Reactions to recent ‘A moment from yesterday’ photographs

Re: A photograph of a volleyball game beside a row of tall poplar trees with a lake in the background, Aug. 17, page. 4. 

The site is Camp Elim on the north end of Lac Pelletier, 50 kilometres southwest of Swift Current, Sask. The poplars were replaced in 1991 and the main tabernacle building in 1997. Mennonite Disaster Service helped build or replace two cabins and the boathouse in 2015. This summer was Camp Elim’s 75th anniversary. Due to COVID-19, there were no physical celebration, no summer camps or rentals. Summer students—a director and two counselling staff were hired to help the local board with maintenance refurbishment and program refreshment. Check the Camp Elim Facebook page (facebook.com/MCSask.CampElim) for pictures from past years as well as camp updates.
—Grace Funk, Waldeck, Sask.
The writer is a former camper, staffer and board member, and a current volunteer.

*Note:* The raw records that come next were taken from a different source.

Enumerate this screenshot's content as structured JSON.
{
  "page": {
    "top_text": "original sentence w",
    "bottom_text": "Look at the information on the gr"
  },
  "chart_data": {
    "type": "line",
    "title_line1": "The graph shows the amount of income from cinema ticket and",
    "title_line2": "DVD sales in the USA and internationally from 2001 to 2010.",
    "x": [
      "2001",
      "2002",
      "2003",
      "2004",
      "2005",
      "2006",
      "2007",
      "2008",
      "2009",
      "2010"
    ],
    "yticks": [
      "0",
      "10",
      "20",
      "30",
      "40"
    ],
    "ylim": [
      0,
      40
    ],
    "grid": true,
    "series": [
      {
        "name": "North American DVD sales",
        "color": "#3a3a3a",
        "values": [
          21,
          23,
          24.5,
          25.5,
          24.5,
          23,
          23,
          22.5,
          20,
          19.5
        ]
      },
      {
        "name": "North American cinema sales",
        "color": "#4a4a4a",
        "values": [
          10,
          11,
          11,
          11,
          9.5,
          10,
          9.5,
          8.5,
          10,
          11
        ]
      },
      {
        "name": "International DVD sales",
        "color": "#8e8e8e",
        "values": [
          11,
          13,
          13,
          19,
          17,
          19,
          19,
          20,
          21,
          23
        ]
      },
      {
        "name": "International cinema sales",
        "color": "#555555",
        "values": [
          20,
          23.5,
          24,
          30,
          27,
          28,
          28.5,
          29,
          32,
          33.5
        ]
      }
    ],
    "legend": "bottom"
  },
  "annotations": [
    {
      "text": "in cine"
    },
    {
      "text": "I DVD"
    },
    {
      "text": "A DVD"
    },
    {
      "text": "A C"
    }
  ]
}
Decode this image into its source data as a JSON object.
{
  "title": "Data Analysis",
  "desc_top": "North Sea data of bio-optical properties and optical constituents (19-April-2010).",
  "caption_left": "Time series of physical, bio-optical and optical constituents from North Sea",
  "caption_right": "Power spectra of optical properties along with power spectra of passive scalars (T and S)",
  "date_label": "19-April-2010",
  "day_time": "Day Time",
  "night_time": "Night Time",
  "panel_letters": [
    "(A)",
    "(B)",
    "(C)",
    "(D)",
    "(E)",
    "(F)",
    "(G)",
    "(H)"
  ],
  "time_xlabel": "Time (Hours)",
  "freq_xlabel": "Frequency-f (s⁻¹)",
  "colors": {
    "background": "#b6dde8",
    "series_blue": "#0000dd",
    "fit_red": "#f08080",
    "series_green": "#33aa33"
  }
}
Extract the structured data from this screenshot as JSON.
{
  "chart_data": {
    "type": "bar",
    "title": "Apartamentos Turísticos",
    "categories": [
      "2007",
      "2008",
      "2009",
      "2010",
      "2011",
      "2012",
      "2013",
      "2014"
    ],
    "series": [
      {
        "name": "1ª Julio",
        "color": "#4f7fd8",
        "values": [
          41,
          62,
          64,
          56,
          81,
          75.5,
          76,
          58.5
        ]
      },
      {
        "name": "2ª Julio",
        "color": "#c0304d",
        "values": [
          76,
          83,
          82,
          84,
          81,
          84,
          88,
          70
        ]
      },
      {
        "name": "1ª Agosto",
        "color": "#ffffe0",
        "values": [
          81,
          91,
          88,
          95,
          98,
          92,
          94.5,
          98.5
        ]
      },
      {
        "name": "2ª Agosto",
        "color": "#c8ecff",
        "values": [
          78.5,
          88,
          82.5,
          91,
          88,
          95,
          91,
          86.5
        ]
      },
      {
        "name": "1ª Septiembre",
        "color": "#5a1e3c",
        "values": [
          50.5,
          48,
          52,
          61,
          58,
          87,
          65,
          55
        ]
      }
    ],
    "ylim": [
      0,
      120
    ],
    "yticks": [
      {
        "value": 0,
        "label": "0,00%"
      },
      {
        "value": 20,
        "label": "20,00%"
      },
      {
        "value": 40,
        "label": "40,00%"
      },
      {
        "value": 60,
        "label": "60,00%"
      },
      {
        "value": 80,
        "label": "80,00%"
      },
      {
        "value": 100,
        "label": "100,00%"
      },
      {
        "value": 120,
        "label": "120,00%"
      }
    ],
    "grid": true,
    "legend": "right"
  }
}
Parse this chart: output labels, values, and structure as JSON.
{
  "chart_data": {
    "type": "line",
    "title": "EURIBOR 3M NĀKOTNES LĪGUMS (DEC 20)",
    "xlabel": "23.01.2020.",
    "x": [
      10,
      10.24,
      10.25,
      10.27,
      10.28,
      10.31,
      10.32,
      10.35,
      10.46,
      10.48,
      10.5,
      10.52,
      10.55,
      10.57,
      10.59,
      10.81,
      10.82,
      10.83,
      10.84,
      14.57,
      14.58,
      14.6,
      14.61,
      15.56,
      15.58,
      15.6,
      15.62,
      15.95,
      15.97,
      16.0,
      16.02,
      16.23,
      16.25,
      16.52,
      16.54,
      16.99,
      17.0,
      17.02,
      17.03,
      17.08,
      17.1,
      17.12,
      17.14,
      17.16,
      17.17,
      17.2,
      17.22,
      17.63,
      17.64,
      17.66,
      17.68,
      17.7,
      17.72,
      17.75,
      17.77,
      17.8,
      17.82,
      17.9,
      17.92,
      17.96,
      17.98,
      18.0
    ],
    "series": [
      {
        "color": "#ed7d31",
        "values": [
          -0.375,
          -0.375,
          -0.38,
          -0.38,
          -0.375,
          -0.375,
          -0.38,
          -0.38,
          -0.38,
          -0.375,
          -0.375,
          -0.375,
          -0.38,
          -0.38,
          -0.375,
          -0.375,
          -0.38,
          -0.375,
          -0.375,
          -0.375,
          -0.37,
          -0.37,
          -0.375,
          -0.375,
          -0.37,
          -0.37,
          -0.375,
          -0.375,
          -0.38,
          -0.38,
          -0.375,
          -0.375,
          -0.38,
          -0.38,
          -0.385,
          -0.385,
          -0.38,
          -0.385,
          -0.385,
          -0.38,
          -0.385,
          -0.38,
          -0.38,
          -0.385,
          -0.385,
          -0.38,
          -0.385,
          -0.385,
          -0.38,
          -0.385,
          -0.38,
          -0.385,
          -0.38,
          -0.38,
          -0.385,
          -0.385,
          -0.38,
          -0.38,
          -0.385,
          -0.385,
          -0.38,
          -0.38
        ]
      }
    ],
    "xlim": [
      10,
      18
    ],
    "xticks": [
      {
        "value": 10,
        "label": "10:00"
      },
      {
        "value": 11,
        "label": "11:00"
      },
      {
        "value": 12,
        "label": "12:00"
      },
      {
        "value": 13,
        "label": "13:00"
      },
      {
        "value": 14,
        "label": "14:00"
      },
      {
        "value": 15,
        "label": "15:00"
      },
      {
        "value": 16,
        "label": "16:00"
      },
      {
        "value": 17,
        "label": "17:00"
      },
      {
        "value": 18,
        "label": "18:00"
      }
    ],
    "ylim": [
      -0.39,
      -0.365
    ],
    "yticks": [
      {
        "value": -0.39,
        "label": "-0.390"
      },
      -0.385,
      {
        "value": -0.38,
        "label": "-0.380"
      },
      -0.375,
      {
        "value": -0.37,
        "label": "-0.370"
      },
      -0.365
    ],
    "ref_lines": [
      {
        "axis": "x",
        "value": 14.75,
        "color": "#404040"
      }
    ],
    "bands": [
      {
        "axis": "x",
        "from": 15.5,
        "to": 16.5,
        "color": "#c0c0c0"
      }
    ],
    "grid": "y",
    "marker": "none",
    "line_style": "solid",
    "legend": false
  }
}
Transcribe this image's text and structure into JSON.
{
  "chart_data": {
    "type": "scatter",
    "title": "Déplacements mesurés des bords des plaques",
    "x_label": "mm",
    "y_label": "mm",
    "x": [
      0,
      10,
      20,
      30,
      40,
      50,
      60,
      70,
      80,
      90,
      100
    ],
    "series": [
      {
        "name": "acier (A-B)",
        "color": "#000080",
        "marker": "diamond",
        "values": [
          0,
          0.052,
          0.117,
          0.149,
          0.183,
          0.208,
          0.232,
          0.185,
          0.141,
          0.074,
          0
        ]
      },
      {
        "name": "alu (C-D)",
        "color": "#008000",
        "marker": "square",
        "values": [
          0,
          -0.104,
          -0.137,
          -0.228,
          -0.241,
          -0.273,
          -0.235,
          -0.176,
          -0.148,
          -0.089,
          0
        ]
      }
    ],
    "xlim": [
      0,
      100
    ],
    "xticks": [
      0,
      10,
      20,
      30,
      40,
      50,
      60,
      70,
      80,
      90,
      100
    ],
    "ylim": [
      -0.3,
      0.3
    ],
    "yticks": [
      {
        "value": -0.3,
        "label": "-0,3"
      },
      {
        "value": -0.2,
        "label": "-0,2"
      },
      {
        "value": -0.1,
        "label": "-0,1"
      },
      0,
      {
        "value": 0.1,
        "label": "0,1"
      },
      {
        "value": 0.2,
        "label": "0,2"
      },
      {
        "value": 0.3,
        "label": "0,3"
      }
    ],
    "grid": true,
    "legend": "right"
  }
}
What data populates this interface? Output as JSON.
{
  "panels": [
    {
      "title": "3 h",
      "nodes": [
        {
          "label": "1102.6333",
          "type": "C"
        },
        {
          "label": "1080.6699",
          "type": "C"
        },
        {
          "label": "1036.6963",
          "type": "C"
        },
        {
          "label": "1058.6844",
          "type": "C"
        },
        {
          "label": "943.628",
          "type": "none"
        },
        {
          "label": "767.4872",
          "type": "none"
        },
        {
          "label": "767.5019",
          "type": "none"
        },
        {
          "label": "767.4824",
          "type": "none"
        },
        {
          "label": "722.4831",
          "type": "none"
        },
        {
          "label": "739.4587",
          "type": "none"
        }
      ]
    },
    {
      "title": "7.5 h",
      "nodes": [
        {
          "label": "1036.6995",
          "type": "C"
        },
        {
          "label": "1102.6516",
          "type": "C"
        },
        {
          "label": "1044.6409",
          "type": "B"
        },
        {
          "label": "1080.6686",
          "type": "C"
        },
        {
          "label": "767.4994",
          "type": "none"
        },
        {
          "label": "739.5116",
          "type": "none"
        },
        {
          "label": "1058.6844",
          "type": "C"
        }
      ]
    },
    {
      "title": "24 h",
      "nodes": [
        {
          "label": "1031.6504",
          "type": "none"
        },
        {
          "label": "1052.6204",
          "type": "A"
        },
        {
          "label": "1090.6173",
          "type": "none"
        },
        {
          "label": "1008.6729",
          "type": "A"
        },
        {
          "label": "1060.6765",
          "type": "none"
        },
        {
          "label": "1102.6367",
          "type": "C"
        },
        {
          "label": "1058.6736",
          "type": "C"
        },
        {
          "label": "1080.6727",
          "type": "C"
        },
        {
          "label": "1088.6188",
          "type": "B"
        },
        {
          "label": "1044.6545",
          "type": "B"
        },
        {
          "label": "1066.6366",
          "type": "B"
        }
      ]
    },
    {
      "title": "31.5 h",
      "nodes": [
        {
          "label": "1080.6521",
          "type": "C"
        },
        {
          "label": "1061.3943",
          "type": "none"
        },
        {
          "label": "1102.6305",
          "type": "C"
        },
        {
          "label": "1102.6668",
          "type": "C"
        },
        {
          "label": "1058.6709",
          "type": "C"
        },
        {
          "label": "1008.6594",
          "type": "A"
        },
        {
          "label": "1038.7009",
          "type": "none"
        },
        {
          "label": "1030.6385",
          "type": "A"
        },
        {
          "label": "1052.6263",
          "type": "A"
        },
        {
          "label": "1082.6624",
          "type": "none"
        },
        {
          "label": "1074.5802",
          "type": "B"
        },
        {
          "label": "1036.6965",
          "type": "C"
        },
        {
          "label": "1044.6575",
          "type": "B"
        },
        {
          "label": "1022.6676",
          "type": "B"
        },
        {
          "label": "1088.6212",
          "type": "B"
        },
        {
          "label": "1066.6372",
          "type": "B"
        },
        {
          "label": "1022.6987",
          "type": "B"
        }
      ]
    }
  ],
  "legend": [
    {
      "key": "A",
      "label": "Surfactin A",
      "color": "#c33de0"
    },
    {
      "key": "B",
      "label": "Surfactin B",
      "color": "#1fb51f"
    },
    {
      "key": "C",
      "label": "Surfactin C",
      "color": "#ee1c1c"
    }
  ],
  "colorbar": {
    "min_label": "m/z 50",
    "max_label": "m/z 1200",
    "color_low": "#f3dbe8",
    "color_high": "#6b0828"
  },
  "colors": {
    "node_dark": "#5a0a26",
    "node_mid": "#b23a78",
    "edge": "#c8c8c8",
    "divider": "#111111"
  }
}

Re: A photograph of three Canadian Mennonite Bible College students and professor Waldemar Janzen, Sept. 14, page 11.

The two other people in the photograph, pictured second from left and right, are Jake Froese and Gary Bueckert, both originally from Saskatchewan. Jake was a minister in churches in the Conference of Mennonites in Canada for years and Gary was a teacher for many years in Winkler, Man.
—Edgar Schmidt (online comment)
The writer is pictured at left in the photograph.

 

Study of the Psalms leads to thoughts of summer camps past
This summer at Jubilee Mennonite Church in Winnipeg we have engaged in a study of the Psalms. My favourite text was from Psalm 55, a lament by King David about being betrayed by a lifelong friend, and his steadfast belief that God would redeem him: “Oh that I had wings like a dove! I would fly away and be at rest. Behold, I would wander far away. I would lodge in the wilderness. Selah. I would hasten to my place of refuge.”

The text conjured up many images and memories of working at a summer camp in the mid 1980s. I asked myself, if I was in King David’s shoes, where would I find my place of refuge? The answer is Camp Squeah in Hope, B.C., where I worked as a counsellor and lifeguard from 1983 to ’86. The name, in fact, means “place of refuge.”

For me, my place of refuge was all about the joy of living within nature for two full months: canoeing down the Fraser River, cliff diving at Fifth Falls, repelling down sheer cliffs, taking a group hike to the Pride of Emory, fireside at chapel in the sky, a snack at the canteen, vacuuming the pool in the morning under the hot sun, and sitting on the trampoline at the end of the day under a blanket of stars. 

“Oh that I had wings like a dove,” I would fly up there every summer.